Given the history of the Montréal Canadiens and the sheer number of great players and Hockey Hall of Famers who have worn the CH, it might be very easy to overlook some of the team’s less legendary names, including those who aren’t immediately connected with the franchise. This, unfortunately, includes the first European to put on the Canadiens sweater and one of the most consistent players of the 1980s, the “Petit Viking” (“Little Viking”) Mats Näslund.

Proving His Worth

Before arriving in the NHL, Näslund was already proving his abilities on the international stage with Team Sweden and domestically with Brynås IF. In his first season in the Swedish Elite League, he scored 24 points in 36 games, and played in two consecutive IIHF World Junior Championships, and shared the tournament scoring record with Wayne Gretzky in 1978 before capturing a bronze medal the following year. He led the Swedish League in assists and points in 1981-82 and won another medal at the World Championships, this time silver.

From Sweden with Love

Näslund was the first European to play for Montréal in an era when European players were largely overshadowed by their North American counterparts. However, despite his diminutive stature, his ability to quickly adapt to the North American game, his stoic demeanour, and his work ethic endeared him to the Montréal faithful and he was eventually bestowed the role of alternate captain, sharing the “A” with defenseman Larry “Big Bird” Robinson and winger Mario Tremblay.

Mats Naslund #26

Mats Naslund #26 stands head and shoulders above his Canadiens teammates during a game at the Forum in the late 1980s (Photo by Denis Brodeur/NHLI via Getty Images)

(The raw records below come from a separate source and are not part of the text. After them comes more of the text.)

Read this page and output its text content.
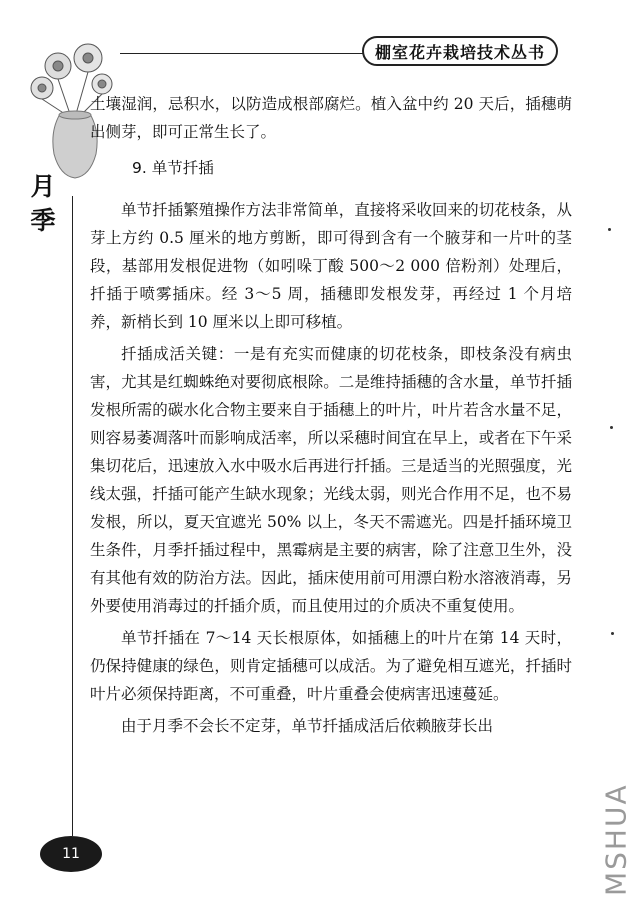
棚室花卉栽培技术丛书
月季

土壤湿润，忌积水，以防造成根部腐烂。植入盆中约 20 天后，插穗萌出侧芽，即可正常生长了。

9. 单节扦插

单节扦插繁殖操作方法非常简单，直接将采收回来的切花枝条，从芽上方约 0.5 厘米的地方剪断，即可得到含有一个腋芽和一片叶的茎段，基部用发根促进物（如吲哚丁酸 500～2 000 倍粉剂）处理后，扦插于喷雾插床。经 3～5 周，插穗即发根发芽，再经过 1 个月培养，新梢长到 10 厘米以上即可移植。

扦插成活关键：一是有充实而健康的切花枝条，即枝条没有病虫害，尤其是红蜘蛛绝对要彻底根除。二是维持插穗的含水量，单节扦插发根所需的碳水化合物主要来自于插穗上的叶片，叶片若含水量不足，则容易萎凋落叶而影响成活率，所以采穗时间宜在早上，或者在下午采集切花后，迅速放入水中吸水后再进行扦插。三是适当的光照强度，光线太强，扦插可能产生缺水现象；光线太弱，则光合作用不足，也不易发根，所以，夏天宜遮光 50% 以上，冬天不需遮光。四是扦插环境卫生条件，月季扦插过程中，黑霉病是主要的病害，除了注意卫生外，没有其他有效的防治方法。因此，插床使用前可用漂白粉水溶液消毒，另外要使用消毒过的扦插介质，而且使用过的介质决不重复使用。

单节扦插在 7～14 天长根原体，如插穗上的叶片在第 14 天时，仍保持健康的绿色，则肯定插穗可以成活。为了避免相互遮光，扦插时叶片必须保持距离，不可重叠，叶片重叠会使病害迅速蔓延。

由于月季不会长不定芽，单节扦插成活后依赖腋芽长出

11	MSHUA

Drafted 37th overall in 1979, Näslund arrived in Montréal in 1981-82 and found himself on a team peppered with stars, including Guy Lafleur, Steve Shutt, and Mario Tremblay. Despite the established star power of the ’80s Habs, Näslund nevertheless quickly became a beloved figure due to his offensive prowess. His scoring ability manifested itself best in 1985-86, when he registered 43 goals and 67 assists for a total of 110 points. His 110 points helped the Canadiens to a Stanley Cup championship over the Calgary Flames — their first title since 1979.

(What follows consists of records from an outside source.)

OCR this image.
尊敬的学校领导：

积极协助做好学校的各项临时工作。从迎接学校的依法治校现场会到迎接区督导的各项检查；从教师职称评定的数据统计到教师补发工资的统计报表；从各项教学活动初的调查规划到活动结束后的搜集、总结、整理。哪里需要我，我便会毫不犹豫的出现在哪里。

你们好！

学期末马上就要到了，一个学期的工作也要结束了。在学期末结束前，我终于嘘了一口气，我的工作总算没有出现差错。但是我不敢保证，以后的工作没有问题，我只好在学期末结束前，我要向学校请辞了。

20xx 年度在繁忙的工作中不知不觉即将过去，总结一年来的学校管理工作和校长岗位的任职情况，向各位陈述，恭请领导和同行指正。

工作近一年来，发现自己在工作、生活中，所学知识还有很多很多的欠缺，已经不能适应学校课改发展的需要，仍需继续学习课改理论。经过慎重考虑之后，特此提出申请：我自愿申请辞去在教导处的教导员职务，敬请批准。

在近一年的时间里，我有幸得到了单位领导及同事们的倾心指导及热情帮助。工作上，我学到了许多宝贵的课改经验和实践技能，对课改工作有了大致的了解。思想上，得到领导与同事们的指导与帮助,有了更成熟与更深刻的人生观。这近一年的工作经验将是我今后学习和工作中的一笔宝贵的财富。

A Gentleman Among Ruffians

Näslund’s scoring touch wasn’t the only talent that he was recognized for. He received the Lady Byng Memorial Trophy as the league’s most gentlemanly player in 1987-88, finishing with a minuscule 14 penalty minutes (PIM). In his entire NHL career, Näslund never logged more than 19 PIM in a single season. He became just the second Canadien to win the award, and the first since Buddy O’Connor in 1948. His sportsmanlike conduct was a welcome contrast to the play of Canadiens enforcer Chris “Knuckles” Nilan, and foreshadowed the transition from grit and toughness to speed, skill, and finesse.

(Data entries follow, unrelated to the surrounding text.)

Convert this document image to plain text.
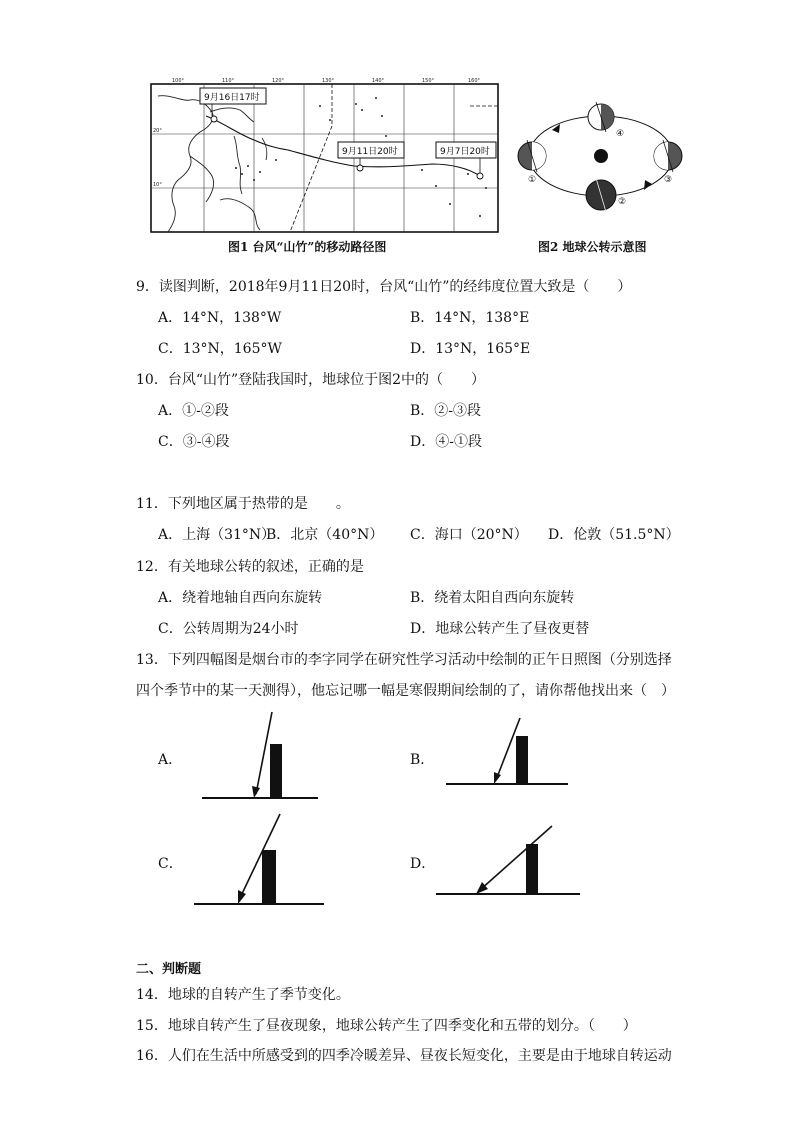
100°	110°	120°	130°	140°	150°	160°
20°
10°
9月16日17时
9月11日20时	9月7日20时
图1 台风“山竹”的移动路径图
①
②
③
④
图2 地球公转示意图
9．读图判断，2018年9月11日20时，台风“山竹”的经纬度位置大致是（　　）
A．14°N，138°W	B．14°N，138°E
C．13°N，165°W	D．13°N，165°E
10．台风“山竹”登陆我国时，地球位于图2中的（　　）
A．①-②段	B．②-③段
C．③-④段	D．④-①段
11．下列地区属于热带的是　　。
A．上海（31°N）
B．北京（40°N） C．海口（20°N） D．伦敦（51.5°N）
12．有关地球公转的叙述，正确的是
A．绕着地轴自西向东旋转	B．绕着太阳自西向东旋转
C．公转周期为24小时	D．地球公转产生了昼夜更替
13．下列四幅图是烟台市的李字同学在研究性学习活动中绘制的正午日照图（分别选择
四个季节中的某一天测得），他忘记哪一幅是寒假期间绘制的了，请你帮他找出来（　）
A．	B．
C．	D．
二、判断题
14．地球的自转产生了季节变化。
15．地球自转产生了昼夜现象，地球公转产生了四季变化和五带的划分。（　　）
16．人们在生活中所感受到的四季冷暖差异、昼夜长短变化，主要是由于地球自转运动
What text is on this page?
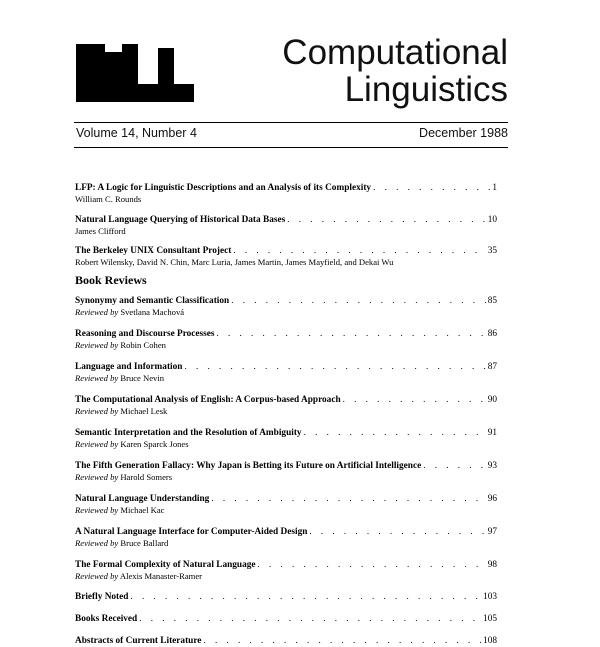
Computational
Linguistics
Volume 14, Number 4	December 1988
LFP: A Logic for Linguistic Descriptions and an Analysis of its Complexity . . .	1
William C. Rounds
Natural Language Querying of Historical Data Bases . . .	10
James Clifford
The Berkeley UNIX Consultant Project . . .	35
Robert Wilensky, David N. Chin, Marc Luria, James Martin, James Mayfield, and Dekai Wu
Book Reviews
Synonymy and Semantic Classification . . .	85
Reviewed by Svetlana Machová
Reasoning and Discourse Processes . . .	86
Reviewed by Robin Cohen
Language and Information . . .	87
Reviewed by Bruce Nevin
The Computational Analysis of English: A Corpus-based Approach . . .	90
Reviewed by Michael Lesk
Semantic Interpretation and the Resolution of Ambiguity . . .	91
Reviewed by Karen Sparck Jones
The Fifth Generation Fallacy: Why Japan is Betting its Future on Artificial Intelligence . . .	93
Reviewed by Harold Somers
Natural Language Understanding . . .	96
Reviewed by Michael Kac
A Natural Language Interface for Computer-Aided Design . . .	97
Reviewed by Bruce Ballard
The Formal Complexity of Natural Language . . .	98
Reviewed by Alexis Manaster-Ramer
Briefly Noted . . .	103
Books Received . . .	105
Abstracts of Current Literature . . .	108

Be sure to wish Mats Näslund a happy birthday this Halloween!

Näslund became a model of consistency in his eight seasons with Montréal before he left the Habs in 1989-90 to play for HC Lugano in Switzerland. In his only season in Switzerland, he potted 31 goals and 29 assists for 70 points. He played for Sweden again at the World Championships in 1990 and earned a gold medal. After two more seasons in Sweden, he was tapped for their men’s hockey team for the 1992 Olympic Games in France.

Related: Montreal Canadiens’ 50-Goal Scorers

Näslund quietly retired in 1992, but came back to the NHL for one season with the Boston Bruins in 1995. In his true fashion, he ensured that he made a call to the Canadiens front office before inking his one-year deal with Boston.

Although often not mentioned among the great Canadiens players like Lafleur, Jean Béliveau, Maurice Richard, and Jacques Plante, Näslund still managed to make an impact and gave many fans coming of age the 1980s a star player to pick as their favourite. He paved the way for generations of European players to thrive in the NHL and can be counted as one of the pioneers of the league; he showed the league that stature is always second to skill, and as Major League Baseball pitcher Marcus Stroman says, “height doesn’t measure heart.”